FIRST PERSON: All I want for next Mother’s Day is a daycare… – New Pittsburgh Courier
Isabelle Cajka takes an evening walk with her son Hector through their gardens to unwind for the evening. Isabelle is the mother of an 8-month-old baby who is involved in the childcare campaign, which aims to raise awareness and take action against the lack of affordable (or even unaffordable) childcare. She was previously a children’s librarian. (Photo by Alexis Wary/PublicSource)
Mothers, teachers – and at least one librarian (me) – unite to fix the affordable childcare system. It started with a Reddit post.
First-person essay by Isabelle Cajka, PublicSource
I’m standing in the corridors of the US Senate in a dusty, hushed committee room with billboards, strollers, frozen breast milk flask bags, and activists ages 11 months to 40 years old with the Campaign for Childcare. We came to Washington DC at the end of May with petitions signed by more than 3,000 people across the country wanting universal child care. I’m giving myself and my friends a belated Mother’s Day gift: organizing for a better world.
We are a dedicated group of mostly mothers and childcare workers (or both) who are fed up with prohibitive childcare costs, lack of access to quality care and the hungry childcare workers who are paid to do their critical work.

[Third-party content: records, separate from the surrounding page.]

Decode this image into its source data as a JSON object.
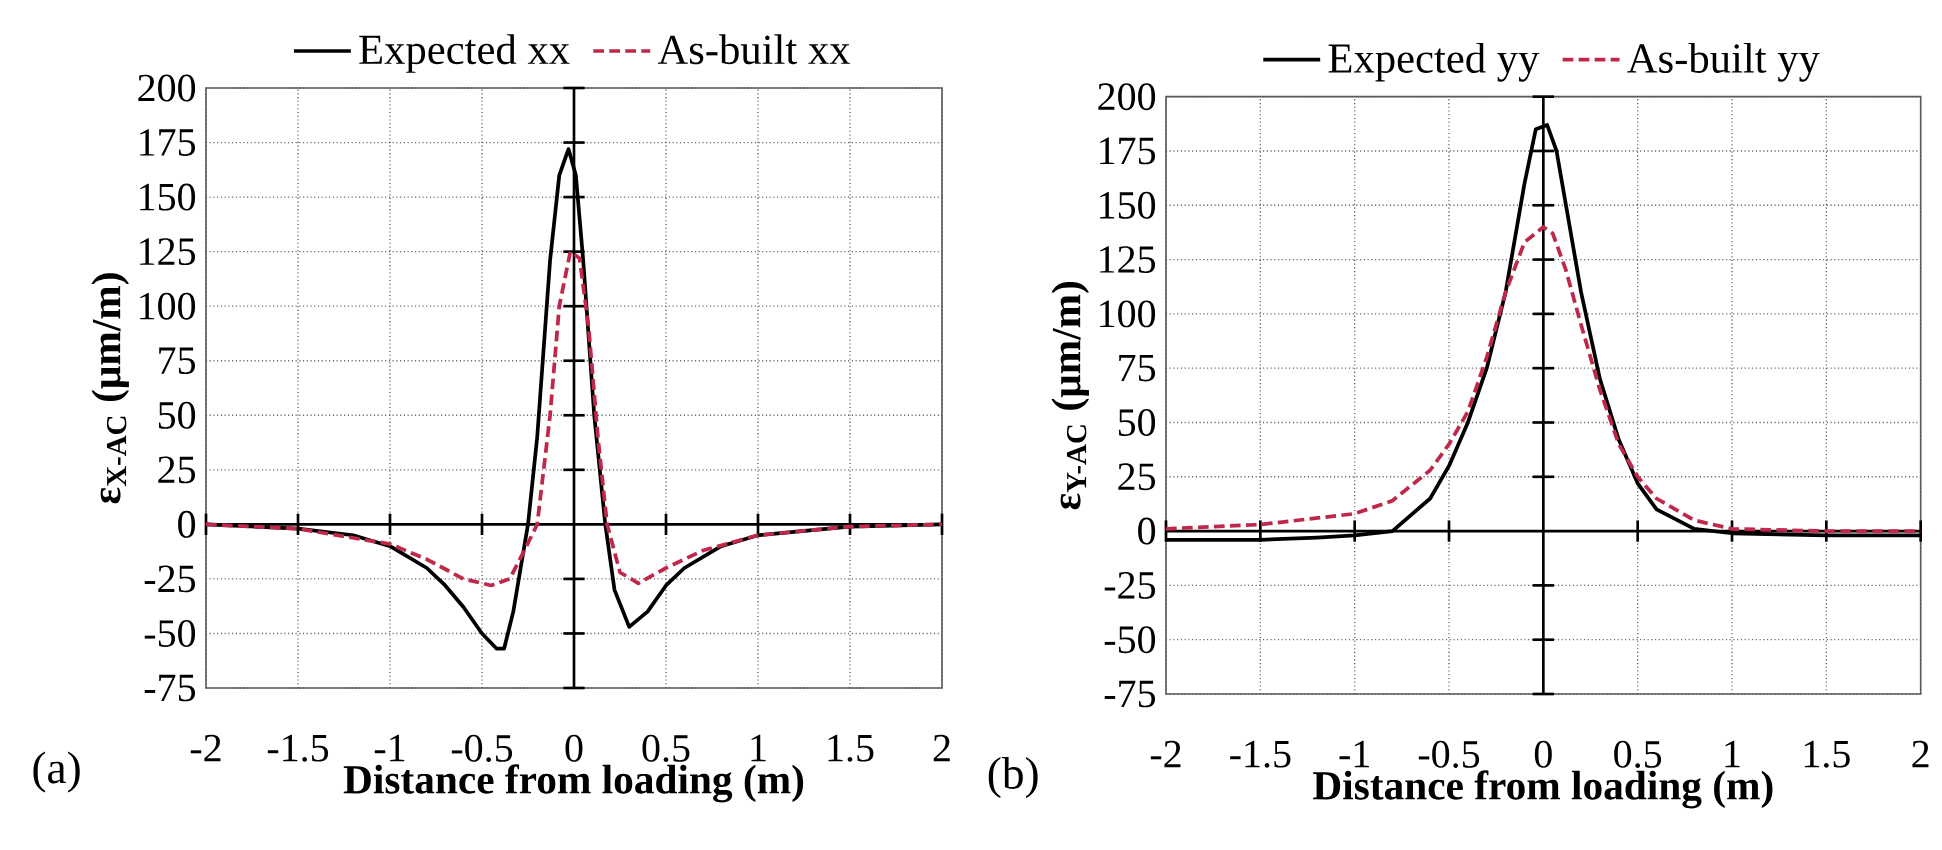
{
  "chart_data": [
    {
      "type": "line",
      "xlabel": "Distance from loading (m)",
      "ylabel": "ε$_{X-AC}$ (μm/m)",
      "annotations": [
        "(a)"
      ],
      "xlim": [
        -2,
        2
      ],
      "xticks": [
        -2,
        -1.5,
        -1,
        -0.5,
        0,
        0.5,
        1,
        1.5,
        2
      ],
      "ylim": [
        -75,
        200
      ],
      "yticks": [
        -75,
        -50,
        -25,
        0,
        25,
        50,
        75,
        100,
        125,
        150,
        175,
        200
      ],
      "grid": true,
      "legend": "top",
      "marker": "none",
      "series": [
        {
          "name": "Expected xx",
          "color": "#000000",
          "line_style": "solid",
          "x": [
            -2,
            -1.5,
            -1.2,
            -1,
            -0.8,
            -0.7,
            -0.6,
            -0.5,
            -0.42,
            -0.38,
            -0.33,
            -0.29,
            -0.25,
            -0.2,
            -0.13,
            -0.08,
            -0.03,
            0.01,
            0.05,
            0.11,
            0.17,
            0.22,
            0.3,
            0.4,
            0.5,
            0.6,
            0.8,
            1,
            1.5,
            2
          ],
          "values": [
            0,
            -2,
            -5,
            -10,
            -20,
            -28,
            -38,
            -50,
            -57,
            -57,
            -40,
            -20,
            0,
            40,
            121,
            160,
            172,
            160,
            121,
            50,
            0,
            -30,
            -47,
            -40,
            -28,
            -20,
            -10,
            -5,
            -1,
            0
          ]
        },
        {
          "name": "As-built xx",
          "color": "#c0284a",
          "line_style": "dashed",
          "x": [
            -2,
            -1.5,
            -1,
            -0.8,
            -0.6,
            -0.45,
            -0.35,
            -0.27,
            -0.2,
            -0.13,
            -0.08,
            -0.02,
            0.03,
            0.08,
            0.13,
            0.18,
            0.25,
            0.35,
            0.5,
            0.7,
            1,
            1.5,
            2
          ],
          "values": [
            0,
            -2,
            -9,
            -16,
            -25,
            -28,
            -25,
            -12,
            0,
            50,
            100,
            125,
            122,
            90,
            40,
            0,
            -22,
            -27,
            -20,
            -12,
            -5,
            -1,
            0
          ]
        }
      ]
    },
    {
      "type": "line",
      "xlabel": "Distance from loading (m)",
      "ylabel": "ε$_{Y-AC}$ (μm/m)",
      "annotations": [
        "(b)"
      ],
      "xlim": [
        -2,
        2
      ],
      "xticks": [
        -2,
        -1.5,
        -1,
        -0.5,
        0,
        0.5,
        1,
        1.5,
        2
      ],
      "ylim": [
        -75,
        200
      ],
      "yticks": [
        -75,
        -50,
        -25,
        0,
        25,
        50,
        75,
        100,
        125,
        150,
        175,
        200
      ],
      "grid": true,
      "legend": "top",
      "marker": "none",
      "series": [
        {
          "name": "Expected yy",
          "color": "#000000",
          "line_style": "solid",
          "x": [
            -2,
            -1.5,
            -1.2,
            -1,
            -0.8,
            -0.6,
            -0.5,
            -0.4,
            -0.3,
            -0.2,
            -0.1,
            -0.04,
            0.02,
            0.07,
            0.12,
            0.2,
            0.3,
            0.4,
            0.5,
            0.6,
            0.8,
            1,
            1.5,
            2
          ],
          "values": [
            -4,
            -4,
            -3,
            -2,
            0,
            15,
            30,
            50,
            75,
            110,
            160,
            185,
            187,
            175,
            150,
            110,
            70,
            42,
            22,
            10,
            1,
            -1,
            -2,
            -2
          ]
        },
        {
          "name": "As-built yy",
          "color": "#c0284a",
          "line_style": "dashed",
          "x": [
            -2,
            -1.5,
            -1,
            -0.8,
            -0.6,
            -0.5,
            -0.4,
            -0.3,
            -0.2,
            -0.1,
            0,
            0.05,
            0.12,
            0.2,
            0.3,
            0.4,
            0.5,
            0.6,
            0.8,
            1,
            1.5,
            2
          ],
          "values": [
            1,
            3,
            8,
            14,
            28,
            40,
            55,
            80,
            110,
            133,
            140,
            137,
            120,
            95,
            65,
            40,
            25,
            15,
            5,
            1,
            0,
            0
          ]
        }
      ]
    }
  ]
}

We met on a Reddit thread (r/workingmoms) in December 2022, when a mom of baby twins and a toddler posted that she felt sick looking at her take-home pay versus her childcare costs, and asked if she was crazy was because she was seriously thinking about organizing for universal childcare in the United States. I read the post in the middle of the night, daunted by the cost of my own family’s daycare while feeding our hungry (very cute, painfully sweet) 2-month-old baby, and replied to ask if anyone in Pennsylvania wanted start talking.

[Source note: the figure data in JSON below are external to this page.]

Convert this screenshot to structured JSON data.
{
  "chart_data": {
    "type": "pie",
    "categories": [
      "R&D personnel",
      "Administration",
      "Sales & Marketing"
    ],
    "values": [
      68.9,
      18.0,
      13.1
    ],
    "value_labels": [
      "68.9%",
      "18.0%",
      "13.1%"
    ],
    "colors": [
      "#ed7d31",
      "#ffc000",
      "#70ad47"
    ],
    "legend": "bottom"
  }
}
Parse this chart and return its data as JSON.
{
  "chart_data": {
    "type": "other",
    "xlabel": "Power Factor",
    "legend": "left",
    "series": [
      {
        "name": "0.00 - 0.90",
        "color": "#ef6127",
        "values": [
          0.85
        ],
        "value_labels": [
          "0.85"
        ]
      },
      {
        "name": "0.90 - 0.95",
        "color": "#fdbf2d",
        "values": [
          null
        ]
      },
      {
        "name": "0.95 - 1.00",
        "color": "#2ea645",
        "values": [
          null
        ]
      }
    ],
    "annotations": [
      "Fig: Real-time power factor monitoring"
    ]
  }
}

Universal child care, while not the standard in most of the United States, is not as rare an idea as it may seem. While most people who think universal childcare think Scandinavian countries, New Mexico is closer to home. The state is leading the country in childcare reform with a constitutional amendment that guarantees early childhood education and allocates $150 million a year of state funds to early childhood programs, with the goal of keeping centers open and making childcare affordable.
Canada, just one tank of gas away from Pittsburgh, recently launched a plan to send children to daycare at an average cost of $10 a day. The national plan explains exactly how many jobs it creates (thousands) while creating (tens of thousands) childcare places, and it also outlines how many jobs it fills (thousands) as parents can return to work after they have children. How Much Does This Plan Save Canadian Families? If you guessed “thousands”, you’re right. Canada’s GDP is expected to grow by 1.2% over the next 20 years thanks to this plan.

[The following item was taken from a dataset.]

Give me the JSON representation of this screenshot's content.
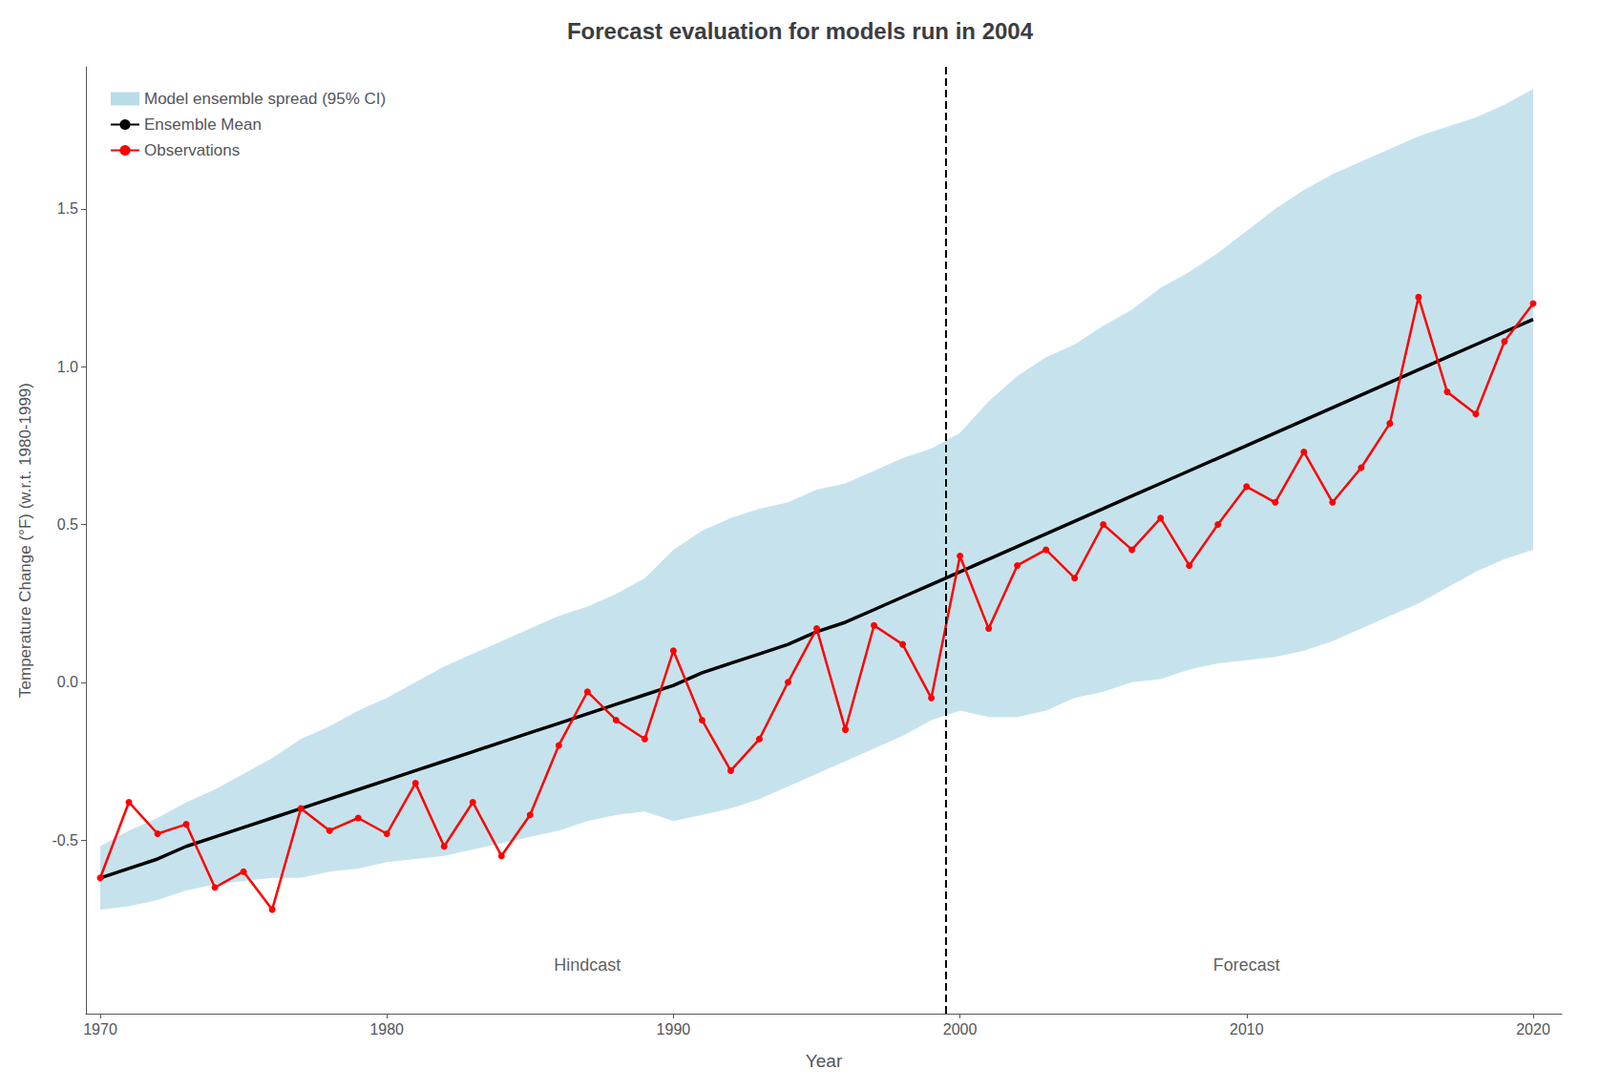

The United States ranks 40th out of 41 ranked countries, according to the UNICEF report ‘Where Do Rich Countries Stand in Child Care’.
Get on the childcare waiting list
In my own work with children and families as a librarian in Pittsburgh, some of my least favorite moments were when clients would come to the reference desk asking for help finding care, often stunned by the lack of affordable, accessible options for their children. There’s nothing like seeing someone realize in real time that the best time to put their child on a waiting list was before the child was conceived — and then watching them realize they probably can’t afford full-time childcare anyway.